Il y avait pourtant une partie du Poitou qui n’avait guère paru dans l’histoire, que l’on connaissait peu et qui s’ignorait elle-même. Elle s’est révélée par la guerre de la Vendée. Le bassin de la Sèvre nantaise, les sombres collines qui l’environnent, tout le Bocage vendéen, telle fut la principale et première scène de cette guerre terrible qui embrasa tout l’Ouest. Cette Vendée qui a quatorze rivières, et pas une navigable[1], pays perdu dans ses haies et ses bois, n’était, quoi qu’on ait dit, ni plus religieuse, ni plus royaliste que bien d’autres provinces frontières, mais elle tenait à ses habitudes.
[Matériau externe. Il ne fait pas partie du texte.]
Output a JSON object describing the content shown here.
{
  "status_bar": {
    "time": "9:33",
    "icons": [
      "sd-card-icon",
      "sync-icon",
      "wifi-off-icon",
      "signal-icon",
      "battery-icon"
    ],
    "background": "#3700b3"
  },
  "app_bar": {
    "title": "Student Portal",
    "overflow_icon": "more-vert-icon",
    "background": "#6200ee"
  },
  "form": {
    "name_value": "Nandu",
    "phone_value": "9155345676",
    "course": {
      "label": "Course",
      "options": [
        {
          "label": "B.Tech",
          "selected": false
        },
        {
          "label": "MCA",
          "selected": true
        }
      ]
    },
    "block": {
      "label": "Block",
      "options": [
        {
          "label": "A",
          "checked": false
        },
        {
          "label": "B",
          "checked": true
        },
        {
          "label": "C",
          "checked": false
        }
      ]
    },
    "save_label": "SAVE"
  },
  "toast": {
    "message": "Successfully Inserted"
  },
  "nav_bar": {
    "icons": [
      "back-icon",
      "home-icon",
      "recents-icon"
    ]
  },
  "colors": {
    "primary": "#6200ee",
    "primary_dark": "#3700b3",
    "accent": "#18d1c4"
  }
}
L’ancienne monarchie, dans son imparfaite centralisation, les avait peu troublées ; la Révolution voulut les lui arracher et l’amener d’un coup à l’unité nationale ; brusque et violente, portant partout une lumière subite, elle effaroucha ces fils de la nuit. Ces paysans se trouvèrent des héros. On sait que le voiturier Cathelineau pétrissait son pain quand il entendit la proclamation républicaine ; il essuya tout simplement ses bras et prit son fusil[2]. Chacun en fit autant et l’on marcha droit aux bleus. Et ce ne fut pas homme à homme, dans les bois, dans les ténèbres, comme les chouans de Bretagne, mais en masse, en corps de

  1. App. 12.
  2. Il résulte de l’interrogatoire de d’Elbée que la véritable cause de l’insurrection vendéenne fut la levée de 300.000 hommes décrétée par la République. Les Vendéens haïssent le service militaire, qui les éloigne de chez eux. Lorsqu’il a fallu fournir un contingent pour la garde de Louis XVIII, il ne s’est pas trouvé un seul volontaire.